Pembahasan itu muncul ketika Guru Besar Sosiologi Universitas Indonesia (UI) Gumilar Rusliwa Somantri menyampaikan orasi ilmiah dalam acara Kuliah Umum yang diselenggarakan oleh Universitas Nahdlatul Ulama (UNU) Indonesia dan Sekolah Tinggi Agama Islam Nahdlatul Ulama (STAINU) Jakarta, Senin (5/9) di Gedung PBNU Jalan Kramat Raya Jakarta.
Ia menyampaikan orasi ilmiah bertema Pancasila dan Kesadaran Politik agar para mahsiswa dan generasi muda pada umumnya memahami bahwa peran individu dalam sebuah bangsa sangat diperlukan agar dasar negara Pancasila yang menjunjung tinggi persatuan dapat diteguhkan di tengah intoleransi dan radikalisme global.
“Dalam konteks masyarakat terglobalisasi di abad 21, agama dan keberagaman di Indonesia harus dibangun ke arah yang mencerminkan bahwa bangsa Indonesia mencintai perdamaian,” ujar Gumilar.

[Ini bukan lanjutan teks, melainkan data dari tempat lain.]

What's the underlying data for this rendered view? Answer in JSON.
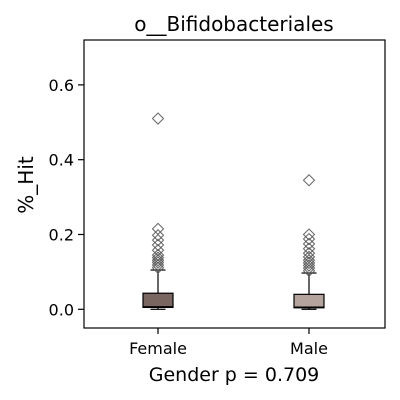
{
  "chart_data": {
    "type": "box",
    "title": "o__Bifidobacteriales",
    "ylabel": "%_Hit",
    "xlabel": "Gender p = 0.709",
    "ylim": [
      -0.05,
      0.72
    ],
    "yticks": [
      "0.0",
      "0.2",
      "0.4",
      "0.6"
    ],
    "ytick_values": [
      0.0,
      0.2,
      0.4,
      0.6
    ],
    "categories": [
      "Female",
      "Male"
    ],
    "boxes": [
      {
        "category": "Female",
        "color": "#7a6661",
        "q1": 0.005,
        "median": 0.007,
        "q3": 0.043,
        "whisker_low": 0.0,
        "whisker_high": 0.105,
        "outliers": [
          0.111,
          0.118,
          0.125,
          0.131,
          0.138,
          0.145,
          0.158,
          0.172,
          0.185,
          0.198,
          0.215,
          0.51
        ]
      },
      {
        "category": "Male",
        "color": "#b4a49d",
        "q1": 0.004,
        "median": 0.006,
        "q3": 0.04,
        "whisker_low": 0.0,
        "whisker_high": 0.097,
        "outliers": [
          0.103,
          0.11,
          0.117,
          0.124,
          0.131,
          0.14,
          0.15,
          0.162,
          0.175,
          0.188,
          0.2,
          0.345
        ]
      }
    ]
  }
}
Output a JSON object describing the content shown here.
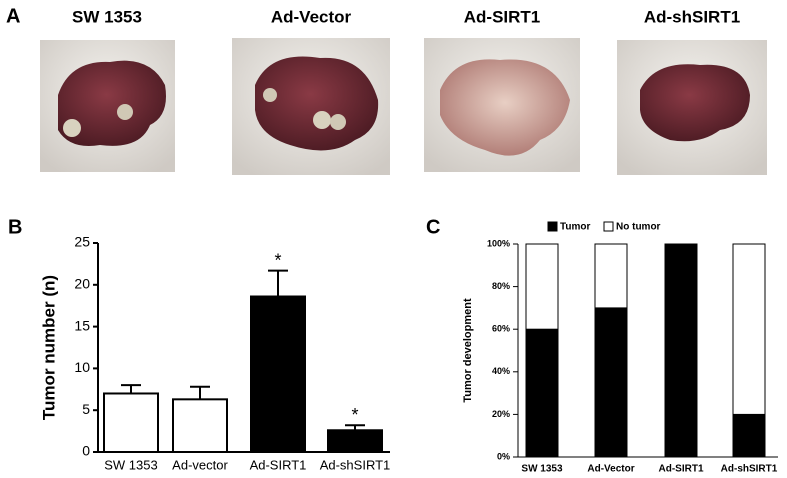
{
  "panel_a": {
    "label": "A",
    "captions": [
      "SW 1353",
      "Ad-Vector",
      "Ad-SIRT1",
      "Ad-shSIRT1"
    ]
  },
  "chart_data": [
    {
      "type": "bar",
      "panel_label": "B",
      "y_label": "Tumor number (n)",
      "categories": [
        "SW 1353",
        "Ad-vector",
        "Ad-SIRT1",
        "Ad-shSIRT1"
      ],
      "values": [
        7.0,
        6.3,
        18.6,
        2.6
      ],
      "errors": [
        1.0,
        1.5,
        3.1,
        0.6
      ],
      "colors": [
        "#ffffff",
        "#ffffff",
        "#000000",
        "#000000"
      ],
      "significance": [
        null,
        null,
        "*",
        "*"
      ],
      "ylim": [
        0,
        25
      ],
      "yticks": [
        0,
        5,
        10,
        15,
        20,
        25
      ]
    },
    {
      "type": "stacked_bar",
      "panel_label": "C",
      "y_label": "Tumor development",
      "categories": [
        "SW 1353",
        "Ad-Vector",
        "Ad-SIRT1",
        "Ad-shSIRT1"
      ],
      "series": [
        {
          "name": "Tumor",
          "color": "#000000",
          "values": [
            60,
            70,
            100,
            20
          ]
        },
        {
          "name": "No tumor",
          "color": "#ffffff",
          "values": [
            40,
            30,
            0,
            80
          ]
        }
      ],
      "ylim": [
        0,
        100
      ],
      "yticks": [
        {
          "value": 0,
          "label": "0%"
        },
        {
          "value": 20,
          "label": "20%"
        },
        {
          "value": 40,
          "label": "40%"
        },
        {
          "value": 60,
          "label": "60%"
        },
        {
          "value": 80,
          "label": "80%"
        },
        {
          "value": 100,
          "label": "100%"
        }
      ],
      "legend": "top"
    }
  ]
}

Sebab itu, menurutnya, tantangan generasi muda yang kompleks membuat Pancasila harus dirumuskan secara tepat untuk mereka di era teknologi global saat ini untuk membangun kesadaran politik kebangsaan. Langkah ini dilakukan agar Pancasila dapat dipahami secara kontekstual, yakni bagaimana mereka mengimplementasikan rasa cinta tanah air, nasionalisme, kesadaran dan tanggung jawab politik yang mementingkan orang banyak.
“Barangkali hal ini akan menjadi agenda penting dalam upaya kita membangun kesadaran politik generasi muda dengan mendasarkan diri pada kekuatan Pancasila,” terang mantan Rektor UI ini.

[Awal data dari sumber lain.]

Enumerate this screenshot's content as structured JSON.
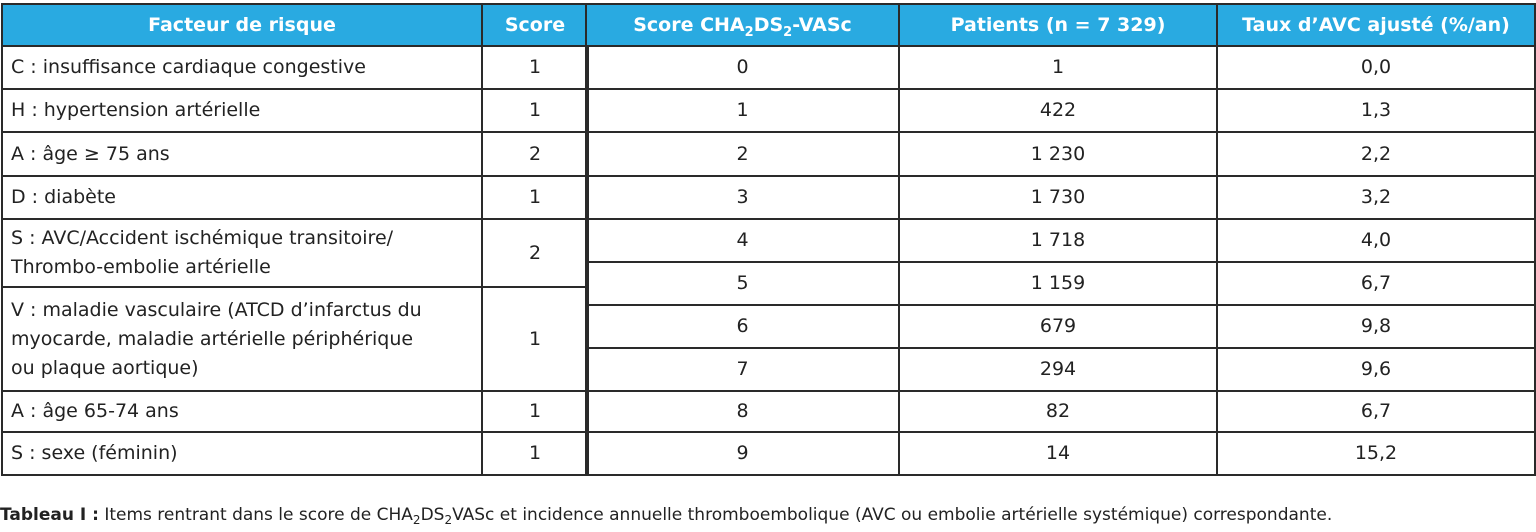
{
  "risk_table": {
    "headers": {
      "factor": "Facteur de risque",
      "score": "Score"
    },
    "rows": [
      {
        "factor": "C : insuffisance cardiaque congestive",
        "score": "1"
      },
      {
        "factor": "H : hypertension artérielle",
        "score": "1"
      },
      {
        "factor": "A : âge ≥ 75 ans",
        "score": "2"
      },
      {
        "factor": "D : diabète",
        "score": "1"
      },
      {
        "factor_line1": "S : AVC/Accident ischémique transitoire/",
        "factor_line2": "Thrombo-embolie artérielle",
        "score": "2"
      },
      {
        "factor_line1": "V : maladie vasculaire (ATCD d’infarctus du",
        "factor_line2": "myocarde, maladie artérielle périphérique",
        "factor_line3": "ou plaque aortique)",
        "score": "1"
      },
      {
        "factor": "A : âge 65-74 ans",
        "score": "1"
      },
      {
        "factor": "S : sexe (féminin)",
        "score": "1"
      }
    ]
  },
  "score_table": {
    "headers": {
      "score_pre": "Score CHA",
      "score_sub1": "2",
      "score_mid": "DS",
      "score_sub2": "2",
      "score_post": "-VASc",
      "patients": "Patients (n = 7 329)",
      "rate": "Taux d’AVC ajusté (%/an)"
    },
    "rows": [
      {
        "score": "0",
        "patients": "1",
        "rate": "0,0"
      },
      {
        "score": "1",
        "patients": "422",
        "rate": "1,3"
      },
      {
        "score": "2",
        "patients": "1 230",
        "rate": "2,2"
      },
      {
        "score": "3",
        "patients": "1 730",
        "rate": "3,2"
      },
      {
        "score": "4",
        "patients": "1 718",
        "rate": "4,0"
      },
      {
        "score": "5",
        "patients": "1 159",
        "rate": "6,7"
      },
      {
        "score": "6",
        "patients": "679",
        "rate": "9,8"
      },
      {
        "score": "7",
        "patients": "294",
        "rate": "9,6"
      },
      {
        "score": "8",
        "patients": "82",
        "rate": "6,7"
      },
      {
        "score": "9",
        "patients": "14",
        "rate": "15,2"
      }
    ]
  },
  "caption": {
    "label": "Tableau I :",
    "text_pre": " Items rentrant dans le score de CHA",
    "sub1": "2",
    "text_mid": "DS",
    "sub2": "2",
    "text_post": "VASc et incidence annuelle thromboembolique (AVC ou embolie artérielle systémique) correspondante."
  },
  "colors": {
    "header_bg": "#29aae1",
    "header_text": "#ffffff",
    "border": "#2a2a2a"
  }
}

Lebih jauh dia menegaskan, bangsa Indonesia perlu untuk selalu mengedepankan nilai-nilai humanisme, penuh empati, dan adil. Karena moralitas ini merupakan modal untuk menjadi bagian dari peradaban maju di muka bumi. “Sebab itu, persatuan dan sinergi hendaknya menjadi agenda pokok dalam rangka membangun kekuatan bersama untuk meraih cita-cita negara,” jelas alumni Universiteit Bielefeld, Jerman ini.

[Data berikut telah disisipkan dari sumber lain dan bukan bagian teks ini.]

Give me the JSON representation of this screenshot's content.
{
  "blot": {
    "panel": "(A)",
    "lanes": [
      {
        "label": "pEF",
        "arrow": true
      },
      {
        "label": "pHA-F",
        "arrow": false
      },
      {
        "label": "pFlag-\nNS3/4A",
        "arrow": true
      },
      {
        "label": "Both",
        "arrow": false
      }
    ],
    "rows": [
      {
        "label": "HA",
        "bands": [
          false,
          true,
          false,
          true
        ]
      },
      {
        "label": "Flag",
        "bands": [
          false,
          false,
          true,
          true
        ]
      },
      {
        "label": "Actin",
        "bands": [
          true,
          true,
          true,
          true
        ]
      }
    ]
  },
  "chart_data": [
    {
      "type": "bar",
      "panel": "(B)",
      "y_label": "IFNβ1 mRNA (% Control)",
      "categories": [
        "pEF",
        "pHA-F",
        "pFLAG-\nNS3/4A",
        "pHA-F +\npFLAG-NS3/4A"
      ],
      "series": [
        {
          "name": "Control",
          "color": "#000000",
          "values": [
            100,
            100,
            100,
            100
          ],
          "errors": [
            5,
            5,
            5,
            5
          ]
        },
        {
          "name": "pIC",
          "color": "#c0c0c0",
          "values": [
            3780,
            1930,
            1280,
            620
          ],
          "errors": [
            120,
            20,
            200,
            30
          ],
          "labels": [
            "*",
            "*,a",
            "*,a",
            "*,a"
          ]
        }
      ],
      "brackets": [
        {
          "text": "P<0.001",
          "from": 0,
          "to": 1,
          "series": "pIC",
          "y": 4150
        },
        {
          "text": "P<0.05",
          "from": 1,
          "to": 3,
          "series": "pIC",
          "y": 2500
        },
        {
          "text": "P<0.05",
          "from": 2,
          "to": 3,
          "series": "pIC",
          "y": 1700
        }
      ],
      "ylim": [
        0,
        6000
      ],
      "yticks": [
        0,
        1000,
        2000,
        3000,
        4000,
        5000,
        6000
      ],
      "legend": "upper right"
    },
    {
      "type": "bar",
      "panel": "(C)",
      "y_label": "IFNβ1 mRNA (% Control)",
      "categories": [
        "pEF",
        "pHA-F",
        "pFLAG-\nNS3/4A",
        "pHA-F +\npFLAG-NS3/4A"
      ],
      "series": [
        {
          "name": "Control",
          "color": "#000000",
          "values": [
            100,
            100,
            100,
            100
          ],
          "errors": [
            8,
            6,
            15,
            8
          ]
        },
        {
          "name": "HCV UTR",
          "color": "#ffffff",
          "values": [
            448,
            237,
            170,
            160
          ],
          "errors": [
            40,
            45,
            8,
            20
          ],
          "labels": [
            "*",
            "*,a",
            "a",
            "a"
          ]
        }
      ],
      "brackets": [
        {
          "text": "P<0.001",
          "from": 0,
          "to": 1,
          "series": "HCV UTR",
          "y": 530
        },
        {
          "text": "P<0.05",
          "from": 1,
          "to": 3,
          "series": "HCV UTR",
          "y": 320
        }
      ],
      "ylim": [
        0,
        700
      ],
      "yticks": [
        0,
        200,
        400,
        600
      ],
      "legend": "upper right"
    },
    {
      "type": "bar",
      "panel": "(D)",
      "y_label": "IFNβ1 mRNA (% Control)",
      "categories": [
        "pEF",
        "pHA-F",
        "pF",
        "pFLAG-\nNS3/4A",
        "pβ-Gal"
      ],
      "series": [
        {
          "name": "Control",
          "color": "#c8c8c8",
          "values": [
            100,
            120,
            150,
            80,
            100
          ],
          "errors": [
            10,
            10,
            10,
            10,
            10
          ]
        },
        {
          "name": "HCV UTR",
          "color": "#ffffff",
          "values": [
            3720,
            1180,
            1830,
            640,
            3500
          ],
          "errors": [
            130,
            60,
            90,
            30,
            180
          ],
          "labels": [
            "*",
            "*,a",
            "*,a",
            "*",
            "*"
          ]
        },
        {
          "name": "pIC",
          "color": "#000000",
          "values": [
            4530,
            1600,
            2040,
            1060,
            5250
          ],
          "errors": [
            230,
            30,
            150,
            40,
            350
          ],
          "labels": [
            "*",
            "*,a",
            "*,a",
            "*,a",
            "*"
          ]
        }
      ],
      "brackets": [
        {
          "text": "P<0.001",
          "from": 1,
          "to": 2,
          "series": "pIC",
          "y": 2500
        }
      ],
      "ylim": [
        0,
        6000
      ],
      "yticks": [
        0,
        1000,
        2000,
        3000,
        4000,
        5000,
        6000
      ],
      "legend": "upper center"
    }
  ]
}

Dalam kuliah umum ini, hadir Rektor UNU Indonesia (Unusia) M. Maksoem Mahfoedz, Ketua STAINU Jakarta Syahrizal Syarif, Katib Syuriyah PBNU yang juga Ketua Badan Pelaksana Perguruan Tinggi Nahdlatul Ulama (BPPTNU) KH Mujib Qulyubi, segenap dosen Unusia dan STAINU Jakarta, serta para mahasiswa dari dua perguruan tinggi NU tersebut. (Fathoni)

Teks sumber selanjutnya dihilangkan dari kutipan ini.